Personal information
- Born: 23 July 1968 (age 57)

Chess career
- Country: Indonesia
- Title: Woman International Master (1992)
- Peak rating: 2163 (January 2004)

= Lisa Karlina Lumongdong =

Indonesian chess player (born 1968)

Lisa Karlina Lumongdong (born 23 July 1968) is an Indonesian chess player who holds the title of Woman International Master (WIM). She is a two-times Indonesian Women's Chess Championship winner (1994, 2005).

==Biography==
She twice won Indonesian Women's Chess Championship: in 1994 and 2005. In 1993, Lisa Karlina Lumongdong participated in Women's World Chess Championship Interzonal Tournament in Jakarta where ranked 34th place. She represented Indonesia in Women's Asian Team Chess Championship in 1995. In 2005, she won the bronze medal in Women's Standard Chess Team tournament in the Southeast Asian Games.
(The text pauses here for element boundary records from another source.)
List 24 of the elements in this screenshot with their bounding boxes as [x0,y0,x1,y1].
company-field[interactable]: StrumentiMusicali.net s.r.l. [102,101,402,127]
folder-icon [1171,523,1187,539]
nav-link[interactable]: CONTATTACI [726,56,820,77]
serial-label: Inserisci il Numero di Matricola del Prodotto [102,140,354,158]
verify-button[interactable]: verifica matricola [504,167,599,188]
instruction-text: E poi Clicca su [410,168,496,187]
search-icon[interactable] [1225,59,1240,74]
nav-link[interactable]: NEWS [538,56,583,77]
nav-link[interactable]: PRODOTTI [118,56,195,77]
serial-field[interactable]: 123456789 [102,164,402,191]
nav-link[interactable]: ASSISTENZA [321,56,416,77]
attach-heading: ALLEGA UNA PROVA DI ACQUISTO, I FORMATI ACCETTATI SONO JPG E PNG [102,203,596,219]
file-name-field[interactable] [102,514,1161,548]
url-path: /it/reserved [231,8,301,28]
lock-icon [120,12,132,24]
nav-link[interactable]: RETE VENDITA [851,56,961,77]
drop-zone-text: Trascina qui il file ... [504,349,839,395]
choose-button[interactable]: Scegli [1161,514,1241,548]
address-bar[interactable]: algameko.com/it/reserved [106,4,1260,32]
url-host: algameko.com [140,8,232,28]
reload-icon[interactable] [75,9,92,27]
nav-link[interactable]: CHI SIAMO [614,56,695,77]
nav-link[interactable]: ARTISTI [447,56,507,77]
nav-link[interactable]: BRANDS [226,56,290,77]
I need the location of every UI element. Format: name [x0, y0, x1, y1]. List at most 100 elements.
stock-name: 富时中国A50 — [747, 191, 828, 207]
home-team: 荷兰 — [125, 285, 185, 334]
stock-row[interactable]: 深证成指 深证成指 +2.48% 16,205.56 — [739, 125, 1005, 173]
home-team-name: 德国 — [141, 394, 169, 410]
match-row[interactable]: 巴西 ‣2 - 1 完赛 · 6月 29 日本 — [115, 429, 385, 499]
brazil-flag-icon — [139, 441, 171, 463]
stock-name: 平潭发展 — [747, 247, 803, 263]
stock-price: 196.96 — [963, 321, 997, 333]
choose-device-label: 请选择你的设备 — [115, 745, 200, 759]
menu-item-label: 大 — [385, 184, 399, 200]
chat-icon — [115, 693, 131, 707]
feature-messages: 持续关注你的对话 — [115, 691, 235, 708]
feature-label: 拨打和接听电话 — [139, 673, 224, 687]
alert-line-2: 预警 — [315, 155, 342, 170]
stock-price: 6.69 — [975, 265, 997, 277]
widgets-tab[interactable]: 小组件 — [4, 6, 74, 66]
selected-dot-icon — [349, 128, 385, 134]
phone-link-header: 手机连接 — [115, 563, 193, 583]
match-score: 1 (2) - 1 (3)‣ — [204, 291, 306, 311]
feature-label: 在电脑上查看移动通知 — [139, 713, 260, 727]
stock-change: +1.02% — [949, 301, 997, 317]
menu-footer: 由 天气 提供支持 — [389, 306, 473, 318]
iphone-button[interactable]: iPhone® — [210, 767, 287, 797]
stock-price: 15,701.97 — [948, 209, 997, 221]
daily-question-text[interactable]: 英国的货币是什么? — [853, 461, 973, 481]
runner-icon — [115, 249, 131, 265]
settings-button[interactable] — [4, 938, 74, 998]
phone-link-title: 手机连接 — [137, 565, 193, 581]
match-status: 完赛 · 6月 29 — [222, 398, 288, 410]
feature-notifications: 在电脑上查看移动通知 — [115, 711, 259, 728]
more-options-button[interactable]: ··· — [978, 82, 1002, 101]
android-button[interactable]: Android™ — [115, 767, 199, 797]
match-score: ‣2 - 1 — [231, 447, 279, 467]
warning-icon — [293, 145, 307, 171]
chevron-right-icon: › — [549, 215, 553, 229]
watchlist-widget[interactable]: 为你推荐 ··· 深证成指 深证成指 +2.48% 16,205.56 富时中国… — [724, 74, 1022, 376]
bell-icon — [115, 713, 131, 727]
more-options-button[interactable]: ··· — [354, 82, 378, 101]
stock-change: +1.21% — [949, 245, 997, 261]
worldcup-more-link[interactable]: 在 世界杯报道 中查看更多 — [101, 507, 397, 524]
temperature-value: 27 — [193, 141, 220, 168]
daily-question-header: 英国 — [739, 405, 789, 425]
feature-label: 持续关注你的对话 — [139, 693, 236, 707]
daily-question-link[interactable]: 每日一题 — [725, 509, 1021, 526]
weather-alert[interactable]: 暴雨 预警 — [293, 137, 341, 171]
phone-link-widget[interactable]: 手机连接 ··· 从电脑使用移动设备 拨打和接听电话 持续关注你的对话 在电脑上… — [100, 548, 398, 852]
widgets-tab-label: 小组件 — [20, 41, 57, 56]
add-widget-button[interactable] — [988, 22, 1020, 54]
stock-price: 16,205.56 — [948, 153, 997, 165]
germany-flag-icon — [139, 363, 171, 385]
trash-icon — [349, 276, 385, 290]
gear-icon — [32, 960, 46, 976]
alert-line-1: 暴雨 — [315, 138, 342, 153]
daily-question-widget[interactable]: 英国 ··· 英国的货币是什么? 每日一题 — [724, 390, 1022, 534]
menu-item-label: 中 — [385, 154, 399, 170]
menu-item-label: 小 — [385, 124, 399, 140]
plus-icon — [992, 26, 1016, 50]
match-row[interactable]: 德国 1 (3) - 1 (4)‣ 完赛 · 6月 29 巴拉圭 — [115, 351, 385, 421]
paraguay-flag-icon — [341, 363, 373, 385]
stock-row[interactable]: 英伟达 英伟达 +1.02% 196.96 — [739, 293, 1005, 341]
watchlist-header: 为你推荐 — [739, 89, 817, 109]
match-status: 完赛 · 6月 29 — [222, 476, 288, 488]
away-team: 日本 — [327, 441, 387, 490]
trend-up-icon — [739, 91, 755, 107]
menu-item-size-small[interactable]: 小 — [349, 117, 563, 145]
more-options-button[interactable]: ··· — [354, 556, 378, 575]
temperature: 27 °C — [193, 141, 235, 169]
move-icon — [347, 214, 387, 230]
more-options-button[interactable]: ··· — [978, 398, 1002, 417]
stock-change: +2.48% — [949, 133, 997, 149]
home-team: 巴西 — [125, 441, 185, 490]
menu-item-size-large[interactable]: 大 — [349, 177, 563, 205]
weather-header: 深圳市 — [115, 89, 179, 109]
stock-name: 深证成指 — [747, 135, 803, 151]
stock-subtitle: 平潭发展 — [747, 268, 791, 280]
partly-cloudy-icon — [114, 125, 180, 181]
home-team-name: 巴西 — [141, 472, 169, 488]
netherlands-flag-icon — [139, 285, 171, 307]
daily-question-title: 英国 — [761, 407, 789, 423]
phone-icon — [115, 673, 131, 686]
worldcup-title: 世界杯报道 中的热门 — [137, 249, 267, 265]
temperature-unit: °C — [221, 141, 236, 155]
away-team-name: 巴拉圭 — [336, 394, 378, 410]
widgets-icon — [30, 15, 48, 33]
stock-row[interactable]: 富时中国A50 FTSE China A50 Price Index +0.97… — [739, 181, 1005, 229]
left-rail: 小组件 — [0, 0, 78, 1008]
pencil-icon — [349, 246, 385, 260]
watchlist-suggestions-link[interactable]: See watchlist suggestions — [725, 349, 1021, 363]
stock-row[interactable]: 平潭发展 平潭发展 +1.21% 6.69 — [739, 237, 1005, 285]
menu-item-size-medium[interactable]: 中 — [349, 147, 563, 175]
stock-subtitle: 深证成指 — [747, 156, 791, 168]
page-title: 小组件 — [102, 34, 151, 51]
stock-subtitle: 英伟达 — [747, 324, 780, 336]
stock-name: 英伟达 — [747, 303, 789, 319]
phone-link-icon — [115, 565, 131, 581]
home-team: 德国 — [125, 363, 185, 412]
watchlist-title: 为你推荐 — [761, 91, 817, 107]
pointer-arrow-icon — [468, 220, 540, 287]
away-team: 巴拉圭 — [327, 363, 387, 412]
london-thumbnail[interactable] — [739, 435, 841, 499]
Lisa Karlina Lumongdong played for Indonesia in the Women's Chess Olympiads:
- In 1988, at first reserve board in the 28th Chess Olympiad (women) in Thessaloniki (+4, =3, -4),
- In 1990, at second board in the 29th Chess Olympiad (women) in Novi Sad (+2, =3, -3),
- In 1992, at first board in the 30th Chess Olympiad (women) in Manila (+2, =5, -7),
- In 1994, at first board in the 31st Chess Olympiad (women) in Moscow (+2, =3, -3),
- In 1996, at third board in the 32nd Chess Olympiad (women) in Yerevan (+5, =4, -3).

In 1992, she awarded the FIDE Woman International Master (WIM) title.